Keunikan virus lokal ini adalah :
- menyembunyikan file asli dan menimbulkan file palsu yang menjadi pemicu penyebaran virus;
- rata-rata akan memenuhi ruang harddisk kita, sehingga penuh sesak tanpa bisa dihindari;
- sangat jarang virus lokal yang merusak hardware seperti halnya virus international.
Karena aplikasi tersebut tidak mampu menimbulkan kembali file asli, sedangkan file asli tersebut yang kita butuhkan.
Solusinya ?
Gunakan antivirus lokal yang terbukti ketangguhannya, seperti PCMAV dan Norman.
Untuk anti virus internasional, saya merekomendasikan Avira AntiVir, dibanding Avast dan AVG (sorry no offense).

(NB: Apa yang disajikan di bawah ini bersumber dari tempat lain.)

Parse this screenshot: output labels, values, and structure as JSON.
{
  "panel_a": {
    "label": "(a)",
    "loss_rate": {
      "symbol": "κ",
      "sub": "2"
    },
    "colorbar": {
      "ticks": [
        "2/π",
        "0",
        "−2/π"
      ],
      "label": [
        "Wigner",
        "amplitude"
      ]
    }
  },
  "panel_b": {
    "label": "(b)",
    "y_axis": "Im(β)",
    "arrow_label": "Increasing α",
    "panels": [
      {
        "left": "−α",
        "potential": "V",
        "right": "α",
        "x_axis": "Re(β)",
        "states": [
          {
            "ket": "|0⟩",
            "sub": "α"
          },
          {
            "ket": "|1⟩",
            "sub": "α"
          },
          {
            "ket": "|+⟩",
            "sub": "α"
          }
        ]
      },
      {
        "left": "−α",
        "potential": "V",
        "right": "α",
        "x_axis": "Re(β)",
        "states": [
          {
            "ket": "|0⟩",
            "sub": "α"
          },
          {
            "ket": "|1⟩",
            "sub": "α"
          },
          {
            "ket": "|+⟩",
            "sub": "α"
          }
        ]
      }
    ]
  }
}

Sebab saya lebih memilih Avira AntiVir karena lebih user friendly kepada seluruh pengguna, diantaranya pembaharuan lisensi per semester serta update search engine yang menyatu dengan file update (tanpa download aplikasi terbaru).
Berikut aplikasi yang ada di komputer saya (tentunya tidak di GNU/Linux) untuk berjaga-jaga:
- Avira AntiVir (aplikasi pembasmi virus - worm - trojan);
- Advanced Windows Care atau AWC (aplikasi pembersih worm - spyware dan memperbaiki registry Windows serta mempercepat kinerja OS);
- Zone Alarm (aplikasi firewall, ini digunakan bila terdeteksi jaringan kantor sangat gencar virus yang berlalu lalang);
- Mozilla Firefox (aplikasi web browser yang memiliki teknologi anti phising).

9 komentar:
ngak mudeng ngak mudeng
aku mateng pincuke aja deh
kenapa nggak pake linuux aja? ga ada virus loh, lebih tangguh lagi! :P
hmmm saya kalo di windows pakenya avast aja yg gratisan.terbukti tangguh dan nggak berat. avg? big no! (no offense) berat n ga handal. untuk lokal PCMAV sama ansav, ampuh.
o iya setau saya norman itu bukan produk indonesia loh, cuma dia di distribusikan oleh vaksin.com, dari marketingnya yg serba indonesia itu jadi timbul image kalo norman itu seolah2 produk lokal. padahal aslinya dari norway. nggak percaya? coba cek ini deh http://en.wikipedia.org/wiki/Norman_ASA
@ hielmy
Saya memang pengguna GNU/Linux, dan distro yang diguanakan adalah Racix 3 Jamu Pegel Linux.
Kalaupun terpaksa menggunakan Windows, itu ada beberapa aplikasi khusus yang hanya tersedia basis windows.
Saya tidak tertarik meng-install Windows dengan bantuan Virtualbox, karena cdnya pasti bajakan.
Aplikasi yang saya rekomendasikan pada artikel ini, karena terbukti "manjur" untuk masaah yang banyak dihadapi oleh rekan kantor.
@radin,
bagaimana anda bisa menjamin kalau memakai virtualbox itu adalah CD bajakan? emang yang asli nggak bisa ya? saya rasa bisa aja. munkin yang ada itu bukan nggak bisa, tapi nggak boleh. soalnya saya pernah denger ada ada produk microsoft (lupa windows apa dan versi apa) yang tidak boleh di virtualisasi. tapi kalo masalah CD asli? ya cuma orang yg install yang tau, orang lain nggak bisa judge gitu aja.
@ mie
thank's atas infonya.
Mengenai cd bajakan, ini murni dari "persediaan" yang ada pada saya. Jadi, saya tidak meng-generalisasikan untuk seluruh pengguna OS Windows melalui Virtualbox.
Kalaupun pengguna lain yang memiliki cd windows genuine dan berniat menggunakannya pada Virtualbox, kita harus cermat membaca EULA (End User License Agreement) Microsoft. Apakah diperbolehkan atau tidak (dan saya tergolong yang tidak memperhatikan ini, hehehe...)
tukeran link ya... saya dah add blog kamu duluan. terima kasih
@ pranajayas
OK, mas. Aku add link mu di bookmark-ku.
Begitu aku berkunjung, jadi minder euy.
Your english very fluently.
Ada referensi untuk mengambil installer Deep Freeze yang aman dari infeksi virus? Atau mungkin ada file yang bisa dibagi, berikut dengan tutorial penggunaannya?
Thanks...
@ sapimoto (ini maverick, bukan ?)
Setelah coba googling, deep freeze merupakan aplikasi komersil. Alias shareware. Dan saya tidak menemukan aplikasi sejenis yang bersifat freeware.
Kecuali aplikasi "beku" untuk Ubuntu (deb).
Klo saya menyarankan, gunakan saja fitur restore pada Windows (walau tidak sebagus Deep Freeze).